Good, one more time, right to left. And then we'll switch sides. Awesome, that feels wonderful. Good, come on down, left knee comes in, right leg extends out. All right, and then we'll start that front to back, here and here, right?
So stay back to the heel. Again, that foot can be flushed or untucked here in the back. Okay, if you want more of stretch to that inner thigh hip, maybe go to the forearm, same thing. Nice, easy flow here and that triangle shape, right? Invoking that third eye intuition, trusting yourself, trusting your intuition.
All right, and then come back up to the center here. Good, hands come out to that T shape, set it up, and then you'll reach. My left hand is down, right hand overhead. Back the other way. Great, stretch through that back, hip, inner thigh, side body stretch, take your time.
Nice, east flow. Good. Awesome, well done. Breathe, inhale. Exhale.
Inhale, last one to this side, right hand over head. And then last one, here. Very good, come on down, bring that knee in. So go ahead, sit back, fold the legs. Take your time getting there.
Okay, we'll set up for Reiki meditation. So bringing the palms of the hands together. So again, remember, leave a little space in between that palm, the palms here, so you can generate the heat and feel your own energy. All right, so you can start by, if you can't feel it quite yet, maybe rub the hands together, right. And maybe bring your hands in and out, side to side.
You can kind of spin that way, but still keeping that space right in between the palms here, all right. So not touching my hands but I'm just kind of feeling for that energy, that static electricity. Good, so coming back to the center, fingertips touch, thumbs are touching too.
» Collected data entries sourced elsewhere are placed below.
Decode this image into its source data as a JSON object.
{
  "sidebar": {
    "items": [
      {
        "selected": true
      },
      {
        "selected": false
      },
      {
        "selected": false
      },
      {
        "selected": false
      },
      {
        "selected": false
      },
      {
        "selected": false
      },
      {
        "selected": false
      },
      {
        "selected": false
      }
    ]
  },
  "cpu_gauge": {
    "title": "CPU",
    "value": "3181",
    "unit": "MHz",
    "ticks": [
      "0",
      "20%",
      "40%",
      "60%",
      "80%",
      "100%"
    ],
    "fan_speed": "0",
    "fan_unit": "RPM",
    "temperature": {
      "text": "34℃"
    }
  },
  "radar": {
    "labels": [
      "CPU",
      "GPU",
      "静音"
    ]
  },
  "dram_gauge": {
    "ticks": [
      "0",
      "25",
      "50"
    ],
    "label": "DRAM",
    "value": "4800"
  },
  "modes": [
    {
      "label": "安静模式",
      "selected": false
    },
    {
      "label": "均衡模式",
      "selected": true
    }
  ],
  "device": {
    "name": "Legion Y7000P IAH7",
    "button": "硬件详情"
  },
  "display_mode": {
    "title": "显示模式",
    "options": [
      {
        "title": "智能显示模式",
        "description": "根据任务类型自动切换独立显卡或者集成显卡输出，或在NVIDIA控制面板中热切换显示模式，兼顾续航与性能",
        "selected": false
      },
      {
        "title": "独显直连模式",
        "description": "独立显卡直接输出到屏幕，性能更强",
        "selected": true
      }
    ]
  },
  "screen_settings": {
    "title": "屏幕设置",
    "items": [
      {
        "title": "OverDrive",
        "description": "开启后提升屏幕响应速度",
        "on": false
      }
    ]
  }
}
Again, leaving a space in between. Go ahead and close the eyes.
And again, bringing that awareness to that space in between your palms. So maybe you're starting to feel a little bit of heat, a little bit of energy, and it's going to be a little bit different than just warmth, it should feel like a little like, ball of energy or electricity or static, or just warmth that is other than just your hands. And don't worry if you don't feel it today, just know that it's there. And then you're going to take your right hand, and you're gonna paste your palm right in front of your forehead, kind of right, right above the eyebrow there or in between. So invoking our third eye chakra.
And as your eyes are closed, maybe think about the color purple. Maybe even invoking a mantra of, open my intuition, open my intuition, open my intuition, open my intuition. Again, you can leave a little bit of a space between your hand and your forehead, or you can even touch, it's up to you. But you may be feeling the heat more if you kind of leave your hand off of your forehead. And if this gets tired, switch hands, maybe go on to the left.
And you may feel it more on one hand than the other. And you might know that it's working, and trust that it's working. It's benefiting you. And this is your energy, it's no one else's. This is your time.
So when you're trusting your gut, trusting that feeling, that kind of tells you to do something or not do something. Listening to that voice more. That's your intuition. And then bring your hands down to your lap, and then continue that awareness right into the center of your eyes, that focus. And always trusting yourself, trusting your body, trusting your intuition.
When I need to speed up or slow down, when I need to take a break. Now I'm bringing hands to heart center. I'll end with a little Reiki meditation prayer, or mantra. So I'll say it in Japanese first, and then English second. (speaking foreign language) Just for today, do not worry, do not anger.
Be grateful, work hard, be kind to others. Take one final nice, easy inhale, and exhale. And you'll slowly, softly, gently blink the eyes open. And it was an honor and pleasure to have you in class today. Thank you for joining me.